Народ вокруг изумился, кто-то улыбнулся, бабульке уступили место.
Дед-то, вспоминает Алик, тоже упрочнялся при царе, впрочем, был он гуртовщиком, скот гонял, всегда на воздухе, всегда в пути-дороге, да и гены крестьянские вот какие были! А семья жила очень трудно, особенно после 17 года.

 Не принял дед Степан советскую власть ни умом, ни сердцем, только особо не распространялся на тему эту. Скумекал живенько, что новая власть быстро отправит туда, куда ему скот гонять не доводилось. В виде молчаливого протеста всю свою жизнь после 17 года он аккуратно вырезал из газет передовицы с портретами советских вождей и накалывал их на гвоздик в нужнике для вернейшего, стало быть, употребления. Однако жилка предпринимательская всё трепетала в нём, только ничего ведь нельзя: нет частной собственности – и всё тут!

 Алику рассказывала мать, что в избе у них были столы голые, вдоль столов лавки, пусто и нище… А дед всё пытался придумки какие-то свои в жизнь воплотить, да только ничего из этого не выходило. Прасковья то плакала, то ругалась с дедом, но он, знай, всё пытался «дело» наладить. Вот получит Степан жалованье – бабка к нему с наказами: тому пальтишко, тому обувку, тому шапку – детей ведь полный дом. Он соглашается, отправляется за покупками на рынок иль на «ярманку». Да только однажды вместо самого этого необходимого накупил вот чего: гитару, мандолину, скрипку и балалайку.

- Это на что же?!- вскричала бабка, увидев  разгружаемые из телеги диковинные струменты, - и где обувка да польты?
- Не шуми, не шуми…дура, баба. – Не очень уверенно возражал дед, успевший прогреть в кабачке нутренности рюмкой-стакашком. - Надоть детей-то обучать, так? Музыке нехай научатся, так мы ансамблю откроем, стулья во дворе наставим, я билеты продавать стану, и будут у нас концерты.
Долго потом бабка безуспешно искала, кто бы свёз обратно на ярманку все эти струменты да сколь бы немного выручил денег-то обратно.

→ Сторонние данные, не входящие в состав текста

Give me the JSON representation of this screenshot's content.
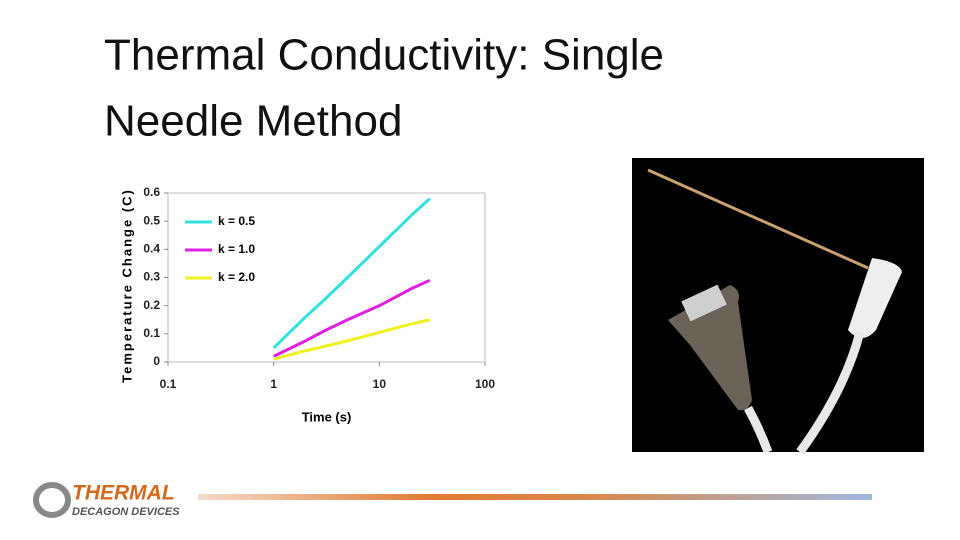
{
  "slide_title_lines": [
    "Thermal Conductivity: Single",
    "Needle Method"
  ],
  "chart_data": {
    "type": "line",
    "x_label": "Time (s)",
    "y_label": "Temperature Change (C)",
    "x": [
      1,
      2,
      3,
      5,
      10,
      20,
      30
    ],
    "series": [
      {
        "name": "k = 0.5",
        "color": "#33e0e0",
        "values": [
          0.05,
          0.16,
          0.22,
          0.3,
          0.41,
          0.52,
          0.58
        ]
      },
      {
        "name": "k = 1.0",
        "color": "#e020e0",
        "values": [
          0.02,
          0.075,
          0.11,
          0.15,
          0.2,
          0.26,
          0.29
        ]
      },
      {
        "name": "k = 2.0",
        "color": "#f0f020",
        "values": [
          0.01,
          0.04,
          0.055,
          0.075,
          0.105,
          0.135,
          0.15
        ]
      }
    ],
    "xlim": [
      0.1,
      100
    ],
    "xticks": [
      0.1,
      1,
      10,
      100
    ],
    "xscale": "log",
    "ylim": [
      0,
      0.6
    ],
    "yticks": [
      0,
      0.1,
      0.2,
      0.3,
      0.4,
      0.5,
      0.6
    ],
    "grid": false,
    "legend": "upper left"
  },
  "logo": {
    "name": "THERMAL",
    "sub": "DECAGON DEVICES"
  }
}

Другой раз вместо самого нужного приволок с ярманки огромную электрическую кастрюлю, такие только-только появились в продаже. И опять бабка, предвидя выброшенные на ветер деньги, похолодев, спрашивала:
- Опять, Господи, опять! А энто-то на что?
- Не понимаешь ничего, так молчи, знай! – Возражал дед Степан. – Прямо с завтрева наймём баб. Так?
Дети, высыпавшие на улицу, стояли у телеги и молчали. Бабка уже готовилась заплакать, заломив у рта уголок головного платочка. Старший сын – Василий, сказал:

- Батя, как же это мы их наймём-то? Это в конце-то сороковых! Мы что кулаки?
- Молчи, говорят. Так, баб наймём. Дальше вот что: выроют они нам во дворе озеро небольшое такое, – дед рисовал в воздухе рукой, обводя ею свою семью, притихшую в центре воображаемого круга. – Дальше все натаскаем в него воды.
- Ну, а на кой энтот котёл-то с проводами? - вопрошала бабка, сцепив на животе руки.
 - Ну, не поймут никак, вот дураки-то! Сосиски мы в ей варить будем, сосиски! Она же электрическая! Огня не надоть, печь топить не надоть. – возмущался дед. Младший, Володька, попытался открыть хитрую крышку у массивной кастрюли.
- Не тронь, покудова, не тронь! И вот пойдёт народ на работу, а мы им горячие сосиски вынесем – ешьте, мол, граждане, перед работой, заходите и вечером… Вон Любка-то быстрая у нас, она и будет торговать.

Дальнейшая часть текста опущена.